Improve Collaboration and Communication
It's easy for developers to lose time during implementation if they get stuck on an issue. This can easily cause work to blow past the estimated timelines, which can frustrate stakeholders and negatively impact your cycle time. While there can be many causes for this, these kinds of issues could often have been solved faster with more devs thinking about the problem. Improving collaboration could be as simple as encouraging individuals to post problems in a public Slack channel to see if anyone else has run across it before or engaging in pair programming with another developer to resolve the issue.
Encouraging collaboration and communication between developers on your team can improve the team's overall performance in this way.
Set Clear Targets for Cycle Time Reduction
While it may be true that you cannot meaningfully improve a metric without measuring it, measuring alone is not enough.

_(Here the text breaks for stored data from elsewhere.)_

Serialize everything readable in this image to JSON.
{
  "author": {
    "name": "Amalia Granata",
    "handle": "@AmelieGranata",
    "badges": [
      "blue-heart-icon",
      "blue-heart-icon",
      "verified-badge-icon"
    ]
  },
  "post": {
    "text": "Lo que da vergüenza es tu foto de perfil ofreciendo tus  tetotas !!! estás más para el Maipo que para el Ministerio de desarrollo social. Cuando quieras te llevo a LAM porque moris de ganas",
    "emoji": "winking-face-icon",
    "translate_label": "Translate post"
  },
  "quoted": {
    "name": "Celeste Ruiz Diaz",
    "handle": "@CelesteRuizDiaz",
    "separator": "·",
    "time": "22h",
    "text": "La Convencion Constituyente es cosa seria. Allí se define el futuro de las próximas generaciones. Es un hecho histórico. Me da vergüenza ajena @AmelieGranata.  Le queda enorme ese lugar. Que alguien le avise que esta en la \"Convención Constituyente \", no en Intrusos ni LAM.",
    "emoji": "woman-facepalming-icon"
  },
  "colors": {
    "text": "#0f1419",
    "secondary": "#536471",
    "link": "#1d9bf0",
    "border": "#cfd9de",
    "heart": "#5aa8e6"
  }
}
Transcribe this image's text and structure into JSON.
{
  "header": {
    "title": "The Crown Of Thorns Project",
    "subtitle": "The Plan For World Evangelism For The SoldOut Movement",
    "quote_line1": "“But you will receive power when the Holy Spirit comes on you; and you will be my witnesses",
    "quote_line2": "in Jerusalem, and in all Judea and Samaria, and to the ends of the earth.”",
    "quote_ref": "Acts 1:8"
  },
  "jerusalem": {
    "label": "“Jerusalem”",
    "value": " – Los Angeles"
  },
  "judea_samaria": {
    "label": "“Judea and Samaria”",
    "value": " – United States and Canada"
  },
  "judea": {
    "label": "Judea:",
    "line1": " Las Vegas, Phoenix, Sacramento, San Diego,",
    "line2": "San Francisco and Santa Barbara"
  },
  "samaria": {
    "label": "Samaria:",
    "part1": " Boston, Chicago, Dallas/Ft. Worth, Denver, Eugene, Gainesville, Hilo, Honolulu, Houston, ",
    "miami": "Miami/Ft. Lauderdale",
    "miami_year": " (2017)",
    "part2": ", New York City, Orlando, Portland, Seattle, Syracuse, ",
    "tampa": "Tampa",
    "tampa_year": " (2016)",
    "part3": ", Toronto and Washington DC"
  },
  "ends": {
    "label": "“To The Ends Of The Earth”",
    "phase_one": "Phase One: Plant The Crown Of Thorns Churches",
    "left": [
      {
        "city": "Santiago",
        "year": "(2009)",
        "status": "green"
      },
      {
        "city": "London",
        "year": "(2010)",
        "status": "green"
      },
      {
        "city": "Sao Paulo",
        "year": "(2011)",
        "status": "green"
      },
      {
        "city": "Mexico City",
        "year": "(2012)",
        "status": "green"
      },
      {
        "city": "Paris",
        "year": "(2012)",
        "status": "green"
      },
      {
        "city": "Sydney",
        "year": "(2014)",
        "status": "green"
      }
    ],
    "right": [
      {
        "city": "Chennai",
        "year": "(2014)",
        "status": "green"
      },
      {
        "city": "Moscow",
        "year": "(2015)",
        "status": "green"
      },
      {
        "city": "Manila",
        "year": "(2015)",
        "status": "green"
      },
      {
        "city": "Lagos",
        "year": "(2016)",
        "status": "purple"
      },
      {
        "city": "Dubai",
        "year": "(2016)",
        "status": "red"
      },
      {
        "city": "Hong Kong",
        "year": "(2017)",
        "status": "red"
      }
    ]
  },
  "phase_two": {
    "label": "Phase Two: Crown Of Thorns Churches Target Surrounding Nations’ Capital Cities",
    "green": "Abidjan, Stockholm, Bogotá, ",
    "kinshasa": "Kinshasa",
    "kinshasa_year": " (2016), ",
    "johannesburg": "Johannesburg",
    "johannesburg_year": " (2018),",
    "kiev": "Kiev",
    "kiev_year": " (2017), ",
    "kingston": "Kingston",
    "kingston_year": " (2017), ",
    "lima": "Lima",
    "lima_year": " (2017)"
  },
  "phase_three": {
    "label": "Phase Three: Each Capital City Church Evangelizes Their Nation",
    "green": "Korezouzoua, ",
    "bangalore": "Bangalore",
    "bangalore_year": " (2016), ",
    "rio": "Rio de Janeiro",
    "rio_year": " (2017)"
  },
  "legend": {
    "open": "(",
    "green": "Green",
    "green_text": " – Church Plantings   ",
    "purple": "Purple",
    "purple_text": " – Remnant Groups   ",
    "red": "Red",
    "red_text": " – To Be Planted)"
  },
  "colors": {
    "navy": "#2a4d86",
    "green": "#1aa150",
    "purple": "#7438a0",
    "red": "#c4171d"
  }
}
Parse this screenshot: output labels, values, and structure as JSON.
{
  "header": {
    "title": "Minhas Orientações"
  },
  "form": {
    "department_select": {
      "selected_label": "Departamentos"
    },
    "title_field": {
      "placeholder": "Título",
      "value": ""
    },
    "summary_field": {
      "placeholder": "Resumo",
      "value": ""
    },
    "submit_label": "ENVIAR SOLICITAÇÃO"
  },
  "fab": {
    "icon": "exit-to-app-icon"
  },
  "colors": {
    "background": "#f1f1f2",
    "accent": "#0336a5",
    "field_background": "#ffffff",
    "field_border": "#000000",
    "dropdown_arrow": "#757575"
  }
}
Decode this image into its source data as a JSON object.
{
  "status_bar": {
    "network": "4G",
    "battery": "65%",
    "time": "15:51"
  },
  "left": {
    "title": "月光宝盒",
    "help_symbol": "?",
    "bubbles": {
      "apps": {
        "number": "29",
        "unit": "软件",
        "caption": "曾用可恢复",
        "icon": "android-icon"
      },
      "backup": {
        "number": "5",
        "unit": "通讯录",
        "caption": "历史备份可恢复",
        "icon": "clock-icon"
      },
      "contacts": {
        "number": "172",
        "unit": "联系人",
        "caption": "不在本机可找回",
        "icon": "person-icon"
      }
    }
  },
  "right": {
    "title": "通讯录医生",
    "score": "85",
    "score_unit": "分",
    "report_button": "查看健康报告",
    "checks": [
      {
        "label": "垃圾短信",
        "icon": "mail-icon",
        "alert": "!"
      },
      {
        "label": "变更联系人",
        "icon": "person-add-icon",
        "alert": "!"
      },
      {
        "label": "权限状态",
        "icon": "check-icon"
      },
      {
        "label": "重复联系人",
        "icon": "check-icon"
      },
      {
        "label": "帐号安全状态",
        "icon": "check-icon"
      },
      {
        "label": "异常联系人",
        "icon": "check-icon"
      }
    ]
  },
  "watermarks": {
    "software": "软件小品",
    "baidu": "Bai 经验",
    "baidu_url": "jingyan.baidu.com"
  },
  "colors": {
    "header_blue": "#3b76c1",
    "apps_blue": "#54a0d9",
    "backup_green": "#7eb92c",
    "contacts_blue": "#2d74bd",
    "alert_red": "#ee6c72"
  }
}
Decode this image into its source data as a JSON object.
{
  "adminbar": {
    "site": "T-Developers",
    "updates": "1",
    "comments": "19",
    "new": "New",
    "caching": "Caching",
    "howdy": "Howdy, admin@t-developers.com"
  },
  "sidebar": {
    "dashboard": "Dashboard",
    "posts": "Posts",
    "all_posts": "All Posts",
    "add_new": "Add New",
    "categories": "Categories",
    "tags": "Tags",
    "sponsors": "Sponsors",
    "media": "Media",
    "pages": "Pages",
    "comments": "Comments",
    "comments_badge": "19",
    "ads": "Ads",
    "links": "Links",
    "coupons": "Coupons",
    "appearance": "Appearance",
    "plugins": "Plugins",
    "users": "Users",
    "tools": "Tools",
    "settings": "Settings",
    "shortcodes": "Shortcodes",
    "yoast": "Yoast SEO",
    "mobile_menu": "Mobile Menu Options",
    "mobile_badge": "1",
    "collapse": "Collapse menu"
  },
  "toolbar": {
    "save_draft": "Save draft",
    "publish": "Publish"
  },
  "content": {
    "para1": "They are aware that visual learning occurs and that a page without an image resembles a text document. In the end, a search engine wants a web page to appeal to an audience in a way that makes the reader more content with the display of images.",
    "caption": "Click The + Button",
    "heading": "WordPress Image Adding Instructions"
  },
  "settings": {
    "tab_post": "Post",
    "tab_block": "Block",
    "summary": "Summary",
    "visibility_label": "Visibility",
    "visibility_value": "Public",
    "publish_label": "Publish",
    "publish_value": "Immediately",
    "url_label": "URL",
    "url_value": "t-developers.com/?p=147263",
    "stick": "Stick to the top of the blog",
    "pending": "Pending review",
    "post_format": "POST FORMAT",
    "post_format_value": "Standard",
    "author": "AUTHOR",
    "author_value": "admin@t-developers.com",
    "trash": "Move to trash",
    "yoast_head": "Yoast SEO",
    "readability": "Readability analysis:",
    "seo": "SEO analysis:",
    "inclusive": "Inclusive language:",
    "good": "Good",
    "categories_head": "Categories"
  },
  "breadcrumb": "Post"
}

You must set a clear target and actively work toward improving a metric before you are likely to see any movement. If improving your cycle time is a priority, make sure it is a well-known priority and that the team is on board as it will ultimately be a collaborative effort.
It is also important to set a realistic target. Cycle time is one of the DORA metrics, so there has been a lot of research into what these metrics should look like for high-performing teams. DORA's 2022 State of DevOps report showed that many high-performance teams had cycle times of less than twenty-four hours. Depending on your current cycle time, you may need to approach this mark in incremental steps; however, either way, it is a good target to aim for as it means you would be doing releases daily.
Wrapping Up
Lead time and cycle time are similar but distinct. Each provides insight into parts of your software delivery processes, with lead time giving a better overall picture and cycle time honing in on delivery details. A solid understanding of these metrics is important if you want to get the most out of your software delivery process as they show you how long things are currently taking and give you the means to make process improvements. If you want to improve your software delivery speed, tracking these metrics is a must; doing so will enable you to optimize your cycle time to achieve faster software delivery and, ultimately, a competitive edge.